According to him, this stems from the practical problems encountered in the process of investing in a company in Northeast China. After the capital investment of benefiting farmers is completed, the enterprise has a new capital demand in the process of restructuring, and it needs to lift the original mortgage before asset division.

"In order to solve this problem, we provided mezzanine capital for enterprises, made matching loans, issued more than 2 billion corporate bonds at the same time, and paid off corporate loans in full, which made us realize that commercial banks are not only engaged in pure loan business, but also advanced in equity investment and debt restructuring. That's it. We issued mezzanine funds, only 2.2 billion last year, mainly based on corporate mergers and acquisitions, and also combined with the status quo to do some real estate financing. " Wei Lidong further explained.

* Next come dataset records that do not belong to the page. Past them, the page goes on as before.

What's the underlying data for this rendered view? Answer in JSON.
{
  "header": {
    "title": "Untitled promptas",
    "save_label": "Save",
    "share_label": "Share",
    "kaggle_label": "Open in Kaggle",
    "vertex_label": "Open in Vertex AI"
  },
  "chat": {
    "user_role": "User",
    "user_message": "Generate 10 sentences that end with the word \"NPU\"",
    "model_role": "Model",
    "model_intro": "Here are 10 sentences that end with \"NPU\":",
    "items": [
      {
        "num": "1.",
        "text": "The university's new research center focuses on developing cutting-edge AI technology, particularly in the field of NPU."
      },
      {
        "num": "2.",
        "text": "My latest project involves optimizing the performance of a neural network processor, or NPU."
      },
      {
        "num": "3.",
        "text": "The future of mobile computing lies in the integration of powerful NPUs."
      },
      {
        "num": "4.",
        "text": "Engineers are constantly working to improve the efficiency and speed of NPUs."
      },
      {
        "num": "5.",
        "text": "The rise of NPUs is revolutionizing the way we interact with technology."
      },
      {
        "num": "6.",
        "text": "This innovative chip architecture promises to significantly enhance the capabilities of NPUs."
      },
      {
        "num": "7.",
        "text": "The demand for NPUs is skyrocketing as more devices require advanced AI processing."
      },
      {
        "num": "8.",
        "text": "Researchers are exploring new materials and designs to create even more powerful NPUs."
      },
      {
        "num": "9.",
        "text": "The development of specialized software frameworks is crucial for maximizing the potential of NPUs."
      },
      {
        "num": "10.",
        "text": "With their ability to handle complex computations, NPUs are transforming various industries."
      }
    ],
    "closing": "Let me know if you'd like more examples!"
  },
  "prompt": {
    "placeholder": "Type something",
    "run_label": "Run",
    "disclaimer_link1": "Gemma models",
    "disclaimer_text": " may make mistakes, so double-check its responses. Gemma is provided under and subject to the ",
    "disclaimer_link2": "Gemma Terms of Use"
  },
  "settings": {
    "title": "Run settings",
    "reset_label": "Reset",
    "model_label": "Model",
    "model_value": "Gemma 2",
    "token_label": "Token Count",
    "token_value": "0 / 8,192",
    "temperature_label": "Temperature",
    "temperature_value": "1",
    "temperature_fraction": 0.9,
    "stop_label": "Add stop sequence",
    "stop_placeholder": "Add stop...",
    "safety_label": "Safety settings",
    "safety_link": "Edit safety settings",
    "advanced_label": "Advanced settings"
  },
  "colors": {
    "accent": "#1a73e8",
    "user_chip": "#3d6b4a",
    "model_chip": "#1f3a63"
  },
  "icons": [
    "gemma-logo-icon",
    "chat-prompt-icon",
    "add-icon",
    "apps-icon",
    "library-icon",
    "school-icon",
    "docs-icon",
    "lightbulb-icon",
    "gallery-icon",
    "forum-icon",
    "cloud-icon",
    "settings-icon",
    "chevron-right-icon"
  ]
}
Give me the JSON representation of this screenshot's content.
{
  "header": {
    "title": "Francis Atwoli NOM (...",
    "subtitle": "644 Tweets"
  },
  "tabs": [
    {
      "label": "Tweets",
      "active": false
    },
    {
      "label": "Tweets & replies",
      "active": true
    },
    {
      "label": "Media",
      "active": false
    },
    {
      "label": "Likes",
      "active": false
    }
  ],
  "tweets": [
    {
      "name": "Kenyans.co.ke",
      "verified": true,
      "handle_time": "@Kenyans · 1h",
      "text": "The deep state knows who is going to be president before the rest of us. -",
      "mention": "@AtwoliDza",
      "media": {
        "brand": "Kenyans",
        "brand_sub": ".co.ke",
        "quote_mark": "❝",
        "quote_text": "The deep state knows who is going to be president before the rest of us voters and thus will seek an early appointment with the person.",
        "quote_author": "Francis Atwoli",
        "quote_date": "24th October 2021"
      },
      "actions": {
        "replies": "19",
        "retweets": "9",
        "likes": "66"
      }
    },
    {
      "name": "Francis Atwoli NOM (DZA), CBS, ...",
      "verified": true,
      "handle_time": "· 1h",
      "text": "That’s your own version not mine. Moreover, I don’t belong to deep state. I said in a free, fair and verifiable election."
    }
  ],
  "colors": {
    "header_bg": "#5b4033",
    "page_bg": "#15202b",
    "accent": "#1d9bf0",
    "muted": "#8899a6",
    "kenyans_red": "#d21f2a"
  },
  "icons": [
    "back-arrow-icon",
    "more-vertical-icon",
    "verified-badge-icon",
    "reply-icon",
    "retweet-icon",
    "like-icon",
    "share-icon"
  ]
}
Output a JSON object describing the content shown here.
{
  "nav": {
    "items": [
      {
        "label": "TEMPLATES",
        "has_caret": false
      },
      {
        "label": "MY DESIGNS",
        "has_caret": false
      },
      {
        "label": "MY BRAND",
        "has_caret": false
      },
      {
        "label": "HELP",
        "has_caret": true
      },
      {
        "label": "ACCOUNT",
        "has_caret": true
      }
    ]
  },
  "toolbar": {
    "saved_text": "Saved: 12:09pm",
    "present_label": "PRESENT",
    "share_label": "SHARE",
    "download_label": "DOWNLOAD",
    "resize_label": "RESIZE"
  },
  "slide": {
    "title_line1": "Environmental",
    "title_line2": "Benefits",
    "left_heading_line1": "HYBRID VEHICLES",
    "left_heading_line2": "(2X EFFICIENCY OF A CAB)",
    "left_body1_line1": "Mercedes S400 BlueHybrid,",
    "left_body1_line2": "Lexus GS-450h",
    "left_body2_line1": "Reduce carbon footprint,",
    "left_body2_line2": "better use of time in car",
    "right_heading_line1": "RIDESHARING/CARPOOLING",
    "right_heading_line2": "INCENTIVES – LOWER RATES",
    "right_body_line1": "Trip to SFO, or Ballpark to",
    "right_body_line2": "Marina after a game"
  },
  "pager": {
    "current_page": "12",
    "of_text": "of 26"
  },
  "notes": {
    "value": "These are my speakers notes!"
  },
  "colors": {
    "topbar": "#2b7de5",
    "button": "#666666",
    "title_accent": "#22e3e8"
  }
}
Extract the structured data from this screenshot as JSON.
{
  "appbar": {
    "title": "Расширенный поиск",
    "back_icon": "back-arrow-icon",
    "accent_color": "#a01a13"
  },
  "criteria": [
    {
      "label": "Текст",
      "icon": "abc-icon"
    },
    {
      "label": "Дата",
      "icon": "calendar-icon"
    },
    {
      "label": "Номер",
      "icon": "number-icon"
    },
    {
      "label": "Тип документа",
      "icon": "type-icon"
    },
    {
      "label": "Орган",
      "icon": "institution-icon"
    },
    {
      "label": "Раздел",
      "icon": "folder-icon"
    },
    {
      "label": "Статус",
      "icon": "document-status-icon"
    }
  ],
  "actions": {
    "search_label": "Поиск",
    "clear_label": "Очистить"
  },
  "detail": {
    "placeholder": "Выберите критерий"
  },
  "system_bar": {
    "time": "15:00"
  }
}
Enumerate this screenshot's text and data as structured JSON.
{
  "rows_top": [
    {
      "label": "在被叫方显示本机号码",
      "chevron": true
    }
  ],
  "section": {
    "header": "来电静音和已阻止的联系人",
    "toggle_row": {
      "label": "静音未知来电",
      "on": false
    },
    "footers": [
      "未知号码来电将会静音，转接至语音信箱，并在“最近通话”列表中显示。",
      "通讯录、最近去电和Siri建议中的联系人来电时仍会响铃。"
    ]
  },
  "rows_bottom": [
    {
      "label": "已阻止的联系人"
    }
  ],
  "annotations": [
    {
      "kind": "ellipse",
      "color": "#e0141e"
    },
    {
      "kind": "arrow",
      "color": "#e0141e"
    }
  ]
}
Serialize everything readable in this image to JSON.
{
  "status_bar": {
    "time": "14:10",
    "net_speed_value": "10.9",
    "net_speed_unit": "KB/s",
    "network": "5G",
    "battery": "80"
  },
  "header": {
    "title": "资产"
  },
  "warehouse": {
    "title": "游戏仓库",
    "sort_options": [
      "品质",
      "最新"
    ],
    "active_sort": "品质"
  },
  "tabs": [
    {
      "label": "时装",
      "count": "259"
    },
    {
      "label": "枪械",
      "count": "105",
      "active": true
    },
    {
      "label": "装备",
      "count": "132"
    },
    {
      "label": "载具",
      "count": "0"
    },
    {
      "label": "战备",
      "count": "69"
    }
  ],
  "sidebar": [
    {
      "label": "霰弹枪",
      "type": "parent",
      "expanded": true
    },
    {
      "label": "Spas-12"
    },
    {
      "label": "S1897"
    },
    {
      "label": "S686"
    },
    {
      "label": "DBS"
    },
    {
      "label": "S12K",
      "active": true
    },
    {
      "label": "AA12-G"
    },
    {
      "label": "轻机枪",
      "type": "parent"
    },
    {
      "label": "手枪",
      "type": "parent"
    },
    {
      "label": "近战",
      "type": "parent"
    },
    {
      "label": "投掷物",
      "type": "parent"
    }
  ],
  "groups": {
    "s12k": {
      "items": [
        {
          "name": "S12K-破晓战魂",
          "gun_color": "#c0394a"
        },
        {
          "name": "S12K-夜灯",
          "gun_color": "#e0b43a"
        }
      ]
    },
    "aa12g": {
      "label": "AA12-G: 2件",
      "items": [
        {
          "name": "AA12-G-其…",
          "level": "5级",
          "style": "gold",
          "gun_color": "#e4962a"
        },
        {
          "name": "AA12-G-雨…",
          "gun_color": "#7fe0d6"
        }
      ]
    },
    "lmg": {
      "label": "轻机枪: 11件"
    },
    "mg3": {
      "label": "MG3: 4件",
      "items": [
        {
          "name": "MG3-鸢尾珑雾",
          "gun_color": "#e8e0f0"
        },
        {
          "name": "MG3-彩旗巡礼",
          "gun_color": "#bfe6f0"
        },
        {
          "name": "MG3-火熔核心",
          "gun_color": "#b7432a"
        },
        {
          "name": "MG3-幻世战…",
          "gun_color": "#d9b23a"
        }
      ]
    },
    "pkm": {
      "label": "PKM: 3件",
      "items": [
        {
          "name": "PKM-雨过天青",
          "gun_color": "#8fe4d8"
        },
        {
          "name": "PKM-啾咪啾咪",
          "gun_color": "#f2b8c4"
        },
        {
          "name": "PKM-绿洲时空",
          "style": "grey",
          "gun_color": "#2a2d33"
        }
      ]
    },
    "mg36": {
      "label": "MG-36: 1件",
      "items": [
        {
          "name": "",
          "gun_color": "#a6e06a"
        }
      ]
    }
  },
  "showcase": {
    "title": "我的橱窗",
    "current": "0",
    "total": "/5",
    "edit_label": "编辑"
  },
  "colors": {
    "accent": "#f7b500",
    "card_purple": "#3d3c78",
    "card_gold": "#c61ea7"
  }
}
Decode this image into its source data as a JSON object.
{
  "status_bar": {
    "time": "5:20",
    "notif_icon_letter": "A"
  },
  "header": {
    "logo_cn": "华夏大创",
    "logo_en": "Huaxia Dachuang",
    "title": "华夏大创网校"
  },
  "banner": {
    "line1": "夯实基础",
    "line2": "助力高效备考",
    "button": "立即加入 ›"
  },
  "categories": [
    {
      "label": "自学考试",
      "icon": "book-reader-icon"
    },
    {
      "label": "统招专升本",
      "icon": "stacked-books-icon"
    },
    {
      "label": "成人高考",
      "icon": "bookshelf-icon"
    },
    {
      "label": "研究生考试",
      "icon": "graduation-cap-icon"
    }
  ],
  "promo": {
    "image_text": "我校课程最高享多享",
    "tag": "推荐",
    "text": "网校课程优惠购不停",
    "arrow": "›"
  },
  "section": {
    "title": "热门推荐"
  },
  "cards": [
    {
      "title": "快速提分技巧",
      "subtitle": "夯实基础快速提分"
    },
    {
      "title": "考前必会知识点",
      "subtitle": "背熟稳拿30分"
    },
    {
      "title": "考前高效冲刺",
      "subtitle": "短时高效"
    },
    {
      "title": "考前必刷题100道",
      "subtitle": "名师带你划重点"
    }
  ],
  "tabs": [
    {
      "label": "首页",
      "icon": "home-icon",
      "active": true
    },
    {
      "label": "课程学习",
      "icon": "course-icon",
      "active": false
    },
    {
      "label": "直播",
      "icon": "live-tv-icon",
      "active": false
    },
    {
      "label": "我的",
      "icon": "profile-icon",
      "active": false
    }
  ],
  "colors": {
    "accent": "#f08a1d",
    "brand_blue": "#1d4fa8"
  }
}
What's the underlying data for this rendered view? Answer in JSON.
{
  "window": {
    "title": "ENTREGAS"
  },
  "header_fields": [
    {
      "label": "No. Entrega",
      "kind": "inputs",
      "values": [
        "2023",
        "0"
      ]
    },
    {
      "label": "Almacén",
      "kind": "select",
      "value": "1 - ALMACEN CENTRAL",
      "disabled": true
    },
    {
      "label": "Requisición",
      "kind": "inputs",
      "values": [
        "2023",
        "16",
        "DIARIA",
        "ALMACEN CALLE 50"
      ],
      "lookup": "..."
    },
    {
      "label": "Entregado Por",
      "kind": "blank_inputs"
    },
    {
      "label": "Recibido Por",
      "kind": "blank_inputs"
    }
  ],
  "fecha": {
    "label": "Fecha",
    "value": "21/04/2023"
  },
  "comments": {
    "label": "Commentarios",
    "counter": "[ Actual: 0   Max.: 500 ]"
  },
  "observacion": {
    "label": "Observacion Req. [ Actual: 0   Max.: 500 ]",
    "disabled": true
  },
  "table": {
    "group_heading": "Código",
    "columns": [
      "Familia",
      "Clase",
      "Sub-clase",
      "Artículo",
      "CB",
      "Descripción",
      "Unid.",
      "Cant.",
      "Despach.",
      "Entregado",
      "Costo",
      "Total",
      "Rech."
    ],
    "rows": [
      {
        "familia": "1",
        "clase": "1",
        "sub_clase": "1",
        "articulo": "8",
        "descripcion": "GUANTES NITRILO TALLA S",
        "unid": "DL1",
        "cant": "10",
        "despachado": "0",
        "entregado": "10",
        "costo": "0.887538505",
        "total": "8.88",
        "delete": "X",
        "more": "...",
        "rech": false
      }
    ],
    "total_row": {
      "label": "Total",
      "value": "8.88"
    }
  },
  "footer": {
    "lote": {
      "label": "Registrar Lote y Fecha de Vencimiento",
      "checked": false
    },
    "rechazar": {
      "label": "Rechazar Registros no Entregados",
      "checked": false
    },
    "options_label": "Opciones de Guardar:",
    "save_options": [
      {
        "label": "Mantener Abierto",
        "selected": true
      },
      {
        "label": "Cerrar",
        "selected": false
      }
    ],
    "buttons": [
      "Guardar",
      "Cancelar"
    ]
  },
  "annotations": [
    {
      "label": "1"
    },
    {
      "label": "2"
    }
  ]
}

However, some institutions trying to "frustrate" mezzanine funds told reporters that it is not easy to cooperate with banks.

In this regard, a person in charge of a syndicated loan in one of the four major banks told reporters that mezzanine financing cases will be done occasionally, and the quality of specific projects must be seen. In addition, priority will be given to projects applied by PE institutions with long-term cooperation-this will reduce the difficulty of due diligence to some extent. He believes that mezzanine funds still have a long way to go before they can prevail in China.

Yang Hui, chairman of Huamin Chuangfu, also believes that the introduction of structured products is necessary for financial innovation in terms of the current domestic financial environment, but not any PE investment institution can easily try it. It is important to look at specific projects. Different from equity investment, mezzanine investment pays more attention to the solvency of enterprises, including their current and future cash flows. Enterprises should have good past performance, stable management team and leading market position.

In view of the existing mezzanine investment environment in China, Liu Biwei, an analyst at Zero2IPO Research Center, believes that the bottleneck of mezzanine fund development mainly lies in the source of investors and the choice of exit mode created by relevant policies.

Liu Biwei pointed out that from the perspective of investors of mezzanine funds, mezzanine funds take asset preservation as the primary consideration and bring investors a stable return on investment through regular income and asset appreciation. According to foreign mature experience, mezzanine investment is very attractive to institutional investors with high investment security requirements, such as insurance companies, commercial banks and fof. At present, there are not enough institutional investors in China.

In addition, in the choice of investment tools, if the mezzanine fund is US dollars, due to the current domestic and foreign investment and foreign exchange policy restrictions, you can choose to inject funds into the overseas holding entity of the target enterprise, and the investment tools are relatively flexible, including convertible bonds and preferred shares; If mezzanine funds are RMB funds, due to legal obstacles, the choice of general investment tools is relatively narrow. Investors can only enter the target enterprise in the form of common stock, and get interest similar to creditor's rights in the form of dividends from common stock through investment terms, or choose to cooperate with trust companies to invest in inferior trust structured products, and the priority will be raised by the trust, thus achieving the effect of leveraged financing.

Correspondingly, the two types of funds also show different exit paths. If investors choose to inject capital into the domestic business entity of the target enterprise with RMB funds, the optional investment tools are single and the exit channels are relatively narrow; However, investing in overseas entities of the target enterprise with US dollar funds has various tools and smooth paths.